For drugs already on the market that have limited generic competition, the Bureau would set an interim appropriate price that would be equal to the median price of the drug in 11 comparable countries while a full review is conducted, giving patients immediate relief. The Bureau would also be required to ensure that patients have opportunities to meaningfully engage as it conducts its work, including by establishing a consumer advisory council. At least half of the members of the council would be patients or organizations representing patients.

Other measures for regulating drug pricing

Regulation of drug pricing in the US is a highly debated issue with both public and private-sector proposals as part of the policy debate.

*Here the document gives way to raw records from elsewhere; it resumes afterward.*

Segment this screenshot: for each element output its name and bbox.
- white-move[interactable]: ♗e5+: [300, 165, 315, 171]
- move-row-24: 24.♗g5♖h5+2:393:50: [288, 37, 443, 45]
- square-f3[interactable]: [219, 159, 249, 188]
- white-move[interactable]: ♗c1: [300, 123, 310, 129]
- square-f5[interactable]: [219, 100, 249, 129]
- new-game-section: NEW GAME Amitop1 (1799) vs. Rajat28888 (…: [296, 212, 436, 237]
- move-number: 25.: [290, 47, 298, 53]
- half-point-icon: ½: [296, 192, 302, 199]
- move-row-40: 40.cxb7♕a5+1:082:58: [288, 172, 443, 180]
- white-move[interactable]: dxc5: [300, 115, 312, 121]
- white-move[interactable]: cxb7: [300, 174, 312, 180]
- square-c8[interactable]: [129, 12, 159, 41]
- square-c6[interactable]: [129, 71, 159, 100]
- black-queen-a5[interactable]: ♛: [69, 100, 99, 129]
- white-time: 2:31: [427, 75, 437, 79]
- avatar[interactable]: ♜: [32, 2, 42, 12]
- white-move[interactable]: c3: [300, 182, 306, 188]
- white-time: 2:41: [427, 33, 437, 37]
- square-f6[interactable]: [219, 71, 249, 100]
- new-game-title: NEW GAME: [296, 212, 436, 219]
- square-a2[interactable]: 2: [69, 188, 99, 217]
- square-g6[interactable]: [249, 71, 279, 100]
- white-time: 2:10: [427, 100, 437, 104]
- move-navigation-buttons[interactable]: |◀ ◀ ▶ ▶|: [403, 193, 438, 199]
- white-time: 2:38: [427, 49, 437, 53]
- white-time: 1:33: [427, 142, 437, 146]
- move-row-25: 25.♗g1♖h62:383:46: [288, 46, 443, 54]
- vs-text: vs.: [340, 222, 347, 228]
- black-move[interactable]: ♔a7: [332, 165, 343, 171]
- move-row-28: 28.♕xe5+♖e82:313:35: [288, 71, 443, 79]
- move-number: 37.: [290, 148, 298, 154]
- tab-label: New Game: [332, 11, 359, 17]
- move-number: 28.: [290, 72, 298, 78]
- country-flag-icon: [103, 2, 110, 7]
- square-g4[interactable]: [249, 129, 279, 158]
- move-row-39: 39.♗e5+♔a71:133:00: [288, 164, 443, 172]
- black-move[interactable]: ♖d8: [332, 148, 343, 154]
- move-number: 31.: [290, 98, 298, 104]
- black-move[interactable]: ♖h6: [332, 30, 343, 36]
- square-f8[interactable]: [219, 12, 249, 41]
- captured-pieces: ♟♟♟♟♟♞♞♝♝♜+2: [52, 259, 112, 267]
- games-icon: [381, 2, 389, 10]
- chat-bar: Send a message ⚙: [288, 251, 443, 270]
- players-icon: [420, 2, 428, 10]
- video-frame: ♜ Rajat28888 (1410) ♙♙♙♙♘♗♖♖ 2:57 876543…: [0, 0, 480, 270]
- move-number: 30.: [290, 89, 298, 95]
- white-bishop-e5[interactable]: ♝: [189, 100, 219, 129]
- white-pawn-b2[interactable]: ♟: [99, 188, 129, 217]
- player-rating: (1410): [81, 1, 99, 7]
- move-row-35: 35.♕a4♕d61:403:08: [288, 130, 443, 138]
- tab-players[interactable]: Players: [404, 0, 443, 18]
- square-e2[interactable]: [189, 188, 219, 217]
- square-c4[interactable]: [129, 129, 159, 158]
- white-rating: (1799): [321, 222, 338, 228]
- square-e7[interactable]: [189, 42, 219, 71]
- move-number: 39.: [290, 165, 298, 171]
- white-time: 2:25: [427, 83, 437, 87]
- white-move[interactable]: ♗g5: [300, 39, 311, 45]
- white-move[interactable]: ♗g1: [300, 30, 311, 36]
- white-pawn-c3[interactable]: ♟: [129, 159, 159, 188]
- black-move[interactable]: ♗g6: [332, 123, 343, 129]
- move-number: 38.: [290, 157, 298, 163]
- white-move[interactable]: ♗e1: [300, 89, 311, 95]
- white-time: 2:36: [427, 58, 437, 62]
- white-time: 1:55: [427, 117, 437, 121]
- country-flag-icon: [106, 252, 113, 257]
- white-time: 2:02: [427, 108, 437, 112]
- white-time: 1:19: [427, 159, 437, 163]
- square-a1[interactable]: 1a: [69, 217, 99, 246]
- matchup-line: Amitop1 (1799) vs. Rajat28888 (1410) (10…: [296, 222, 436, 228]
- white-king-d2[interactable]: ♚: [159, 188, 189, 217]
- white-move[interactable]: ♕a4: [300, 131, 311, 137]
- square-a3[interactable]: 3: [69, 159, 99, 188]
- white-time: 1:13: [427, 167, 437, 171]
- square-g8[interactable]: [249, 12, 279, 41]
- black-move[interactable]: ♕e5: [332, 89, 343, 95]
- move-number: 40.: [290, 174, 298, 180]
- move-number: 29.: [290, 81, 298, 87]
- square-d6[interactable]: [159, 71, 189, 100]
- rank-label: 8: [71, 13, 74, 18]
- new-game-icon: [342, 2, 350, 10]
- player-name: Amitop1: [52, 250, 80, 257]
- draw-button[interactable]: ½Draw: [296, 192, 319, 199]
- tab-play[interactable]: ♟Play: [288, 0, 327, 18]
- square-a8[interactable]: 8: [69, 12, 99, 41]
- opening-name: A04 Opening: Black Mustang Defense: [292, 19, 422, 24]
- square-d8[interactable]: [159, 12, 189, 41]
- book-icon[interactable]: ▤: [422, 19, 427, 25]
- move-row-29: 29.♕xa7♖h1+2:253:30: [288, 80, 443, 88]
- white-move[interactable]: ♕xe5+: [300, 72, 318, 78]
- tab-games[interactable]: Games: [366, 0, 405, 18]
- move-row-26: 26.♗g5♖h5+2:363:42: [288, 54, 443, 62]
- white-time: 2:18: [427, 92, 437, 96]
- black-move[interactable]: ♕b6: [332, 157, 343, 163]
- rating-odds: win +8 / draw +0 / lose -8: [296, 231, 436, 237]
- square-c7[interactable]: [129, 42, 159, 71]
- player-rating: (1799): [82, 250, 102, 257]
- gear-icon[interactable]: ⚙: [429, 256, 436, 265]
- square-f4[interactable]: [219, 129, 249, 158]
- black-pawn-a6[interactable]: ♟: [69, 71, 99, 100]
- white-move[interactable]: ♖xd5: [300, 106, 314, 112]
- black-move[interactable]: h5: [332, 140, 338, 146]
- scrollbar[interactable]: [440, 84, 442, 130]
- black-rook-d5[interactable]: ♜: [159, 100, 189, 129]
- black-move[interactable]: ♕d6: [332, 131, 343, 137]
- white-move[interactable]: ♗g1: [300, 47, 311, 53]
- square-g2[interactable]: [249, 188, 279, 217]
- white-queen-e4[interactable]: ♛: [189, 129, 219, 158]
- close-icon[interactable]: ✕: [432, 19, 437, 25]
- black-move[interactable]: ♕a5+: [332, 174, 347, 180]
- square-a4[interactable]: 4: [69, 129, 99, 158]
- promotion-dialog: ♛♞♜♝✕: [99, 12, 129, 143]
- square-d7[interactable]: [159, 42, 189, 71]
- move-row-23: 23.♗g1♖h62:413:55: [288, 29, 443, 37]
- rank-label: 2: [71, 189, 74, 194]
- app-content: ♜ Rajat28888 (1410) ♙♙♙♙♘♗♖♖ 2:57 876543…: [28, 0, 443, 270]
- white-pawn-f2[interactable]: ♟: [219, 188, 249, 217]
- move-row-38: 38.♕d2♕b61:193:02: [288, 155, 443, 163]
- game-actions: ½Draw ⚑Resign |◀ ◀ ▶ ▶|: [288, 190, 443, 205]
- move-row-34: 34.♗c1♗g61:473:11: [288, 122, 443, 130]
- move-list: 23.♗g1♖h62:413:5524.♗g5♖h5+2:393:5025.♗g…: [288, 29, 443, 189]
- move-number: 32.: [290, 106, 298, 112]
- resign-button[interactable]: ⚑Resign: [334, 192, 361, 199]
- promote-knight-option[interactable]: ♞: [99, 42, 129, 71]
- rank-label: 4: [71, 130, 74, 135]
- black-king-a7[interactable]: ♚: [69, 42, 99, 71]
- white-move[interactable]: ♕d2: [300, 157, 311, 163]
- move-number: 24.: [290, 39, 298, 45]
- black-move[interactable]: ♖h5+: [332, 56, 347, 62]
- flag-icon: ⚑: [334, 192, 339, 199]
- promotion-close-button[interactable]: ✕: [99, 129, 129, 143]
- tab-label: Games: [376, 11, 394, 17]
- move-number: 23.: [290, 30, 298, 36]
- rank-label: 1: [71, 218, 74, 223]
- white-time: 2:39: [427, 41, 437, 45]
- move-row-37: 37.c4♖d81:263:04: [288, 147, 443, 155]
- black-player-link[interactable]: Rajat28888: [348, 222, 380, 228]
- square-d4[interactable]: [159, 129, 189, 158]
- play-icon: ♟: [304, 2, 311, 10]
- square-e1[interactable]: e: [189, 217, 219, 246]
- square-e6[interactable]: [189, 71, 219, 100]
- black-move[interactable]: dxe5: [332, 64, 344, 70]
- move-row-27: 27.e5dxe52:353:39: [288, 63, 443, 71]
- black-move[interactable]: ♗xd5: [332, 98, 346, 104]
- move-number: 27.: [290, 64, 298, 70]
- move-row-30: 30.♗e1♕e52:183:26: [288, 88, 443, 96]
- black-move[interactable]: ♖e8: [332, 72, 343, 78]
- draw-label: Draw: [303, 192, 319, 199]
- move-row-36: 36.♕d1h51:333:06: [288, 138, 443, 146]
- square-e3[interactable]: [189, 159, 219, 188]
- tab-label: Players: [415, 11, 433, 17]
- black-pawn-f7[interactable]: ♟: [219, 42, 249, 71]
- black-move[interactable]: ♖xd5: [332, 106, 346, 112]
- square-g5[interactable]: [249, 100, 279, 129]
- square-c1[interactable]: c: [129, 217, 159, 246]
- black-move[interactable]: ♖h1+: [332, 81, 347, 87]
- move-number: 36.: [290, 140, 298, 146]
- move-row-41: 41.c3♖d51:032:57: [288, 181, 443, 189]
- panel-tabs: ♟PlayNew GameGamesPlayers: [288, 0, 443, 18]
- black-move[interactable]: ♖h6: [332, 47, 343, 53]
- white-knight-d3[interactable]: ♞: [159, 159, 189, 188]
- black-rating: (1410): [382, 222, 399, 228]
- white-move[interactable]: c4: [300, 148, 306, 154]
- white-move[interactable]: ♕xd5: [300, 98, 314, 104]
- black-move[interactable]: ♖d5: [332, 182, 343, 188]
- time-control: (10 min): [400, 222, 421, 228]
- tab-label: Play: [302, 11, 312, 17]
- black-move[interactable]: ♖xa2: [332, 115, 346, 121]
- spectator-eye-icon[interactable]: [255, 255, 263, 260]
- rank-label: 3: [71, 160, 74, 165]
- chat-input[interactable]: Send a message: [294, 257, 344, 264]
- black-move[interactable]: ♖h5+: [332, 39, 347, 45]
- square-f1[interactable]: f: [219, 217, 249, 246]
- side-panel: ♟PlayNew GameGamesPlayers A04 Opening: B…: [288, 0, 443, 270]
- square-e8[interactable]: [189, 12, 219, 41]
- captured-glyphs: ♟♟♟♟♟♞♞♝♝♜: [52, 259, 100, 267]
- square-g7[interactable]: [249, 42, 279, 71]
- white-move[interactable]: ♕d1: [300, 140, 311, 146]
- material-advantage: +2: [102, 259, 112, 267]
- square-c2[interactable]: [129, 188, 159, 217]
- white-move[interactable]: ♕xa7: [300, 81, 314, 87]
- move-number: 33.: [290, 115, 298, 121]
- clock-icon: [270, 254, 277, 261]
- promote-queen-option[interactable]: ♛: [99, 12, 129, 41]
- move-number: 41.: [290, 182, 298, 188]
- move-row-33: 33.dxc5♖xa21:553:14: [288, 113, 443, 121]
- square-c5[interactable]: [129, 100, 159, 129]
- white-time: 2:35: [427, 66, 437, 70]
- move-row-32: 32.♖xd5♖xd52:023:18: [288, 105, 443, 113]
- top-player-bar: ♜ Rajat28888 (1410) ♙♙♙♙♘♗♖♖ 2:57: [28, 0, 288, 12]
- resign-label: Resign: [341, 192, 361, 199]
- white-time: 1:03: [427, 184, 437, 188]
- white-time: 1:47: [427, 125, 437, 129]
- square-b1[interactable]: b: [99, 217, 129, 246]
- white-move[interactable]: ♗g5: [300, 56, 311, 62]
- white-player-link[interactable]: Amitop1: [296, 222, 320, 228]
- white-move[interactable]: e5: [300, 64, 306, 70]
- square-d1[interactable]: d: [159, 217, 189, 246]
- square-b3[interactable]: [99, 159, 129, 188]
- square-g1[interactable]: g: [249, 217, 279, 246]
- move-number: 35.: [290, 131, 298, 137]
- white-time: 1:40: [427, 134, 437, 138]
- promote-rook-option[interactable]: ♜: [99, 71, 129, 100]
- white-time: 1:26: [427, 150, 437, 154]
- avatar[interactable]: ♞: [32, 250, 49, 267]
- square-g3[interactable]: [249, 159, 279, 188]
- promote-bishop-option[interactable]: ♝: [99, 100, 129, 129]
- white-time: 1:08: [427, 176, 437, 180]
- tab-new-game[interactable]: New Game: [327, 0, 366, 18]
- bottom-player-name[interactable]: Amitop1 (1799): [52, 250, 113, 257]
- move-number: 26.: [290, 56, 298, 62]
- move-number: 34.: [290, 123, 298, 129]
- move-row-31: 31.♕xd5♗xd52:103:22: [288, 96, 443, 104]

One such proposal from the American Medical Association (AMA), the US-based professional association of physicians and medical students, is to use arbitration to determine prescription drug prices, which it says builds upon existing policy in favor of drug-price negotiation and against a direct system of price controls. The AMA Council on Medical Services issued a report on such a proposal, whose recommendations were adopted at the 2019 AMA Interim Meeting, which was held earlier this month (November 2019). At the meeting, delegates adopted policy supporting the use of arbitration in determining the price of prescription drugs to lower the cost of prescription drugs without stifling innovation. It specified such arbitration processes should involve the following standards:

    • Be overseen by objective, independent entities that have the authority to select neutral arbitrators or an arbitration panel;
    • Require arbitrators to disclose of conflicts of interest and have safeguards to minimize actual and potential conflicts of interest to ensure that they do not undermine the integrity and legitimacy of the arbitration process;
    • Be informed by comparative effectiveness research and cost-effectiveness analysis addressing the drug in question;
    • Include the submission of a value-based price for the drug in question to inform the arbitrator’s decision;
    • Require arbitrators to choose either the bid of the pharmaceutical manufacturer or the bid of the payer;
    • Be used for pharmaceuticals that have insufficient competition, have high list prices or have experienced unjustifiable price increases;
    • Include a mechanism for either party to appeal the arbitrator’s decision; the arbitration process should include a mechanism to revisit the arbitrator’s decision due to new evidence or data.

The AMA says that the use of arbitration also creates safeguards under legislative proposals that would use international drug pricing to serve as an upper limit in drug-price negotiations, set a drug’s price, or determine whether a drug’s price is “excessive” to trigger additional interventions by balancing the need for access while preserving market-based principles and incentives for innovation.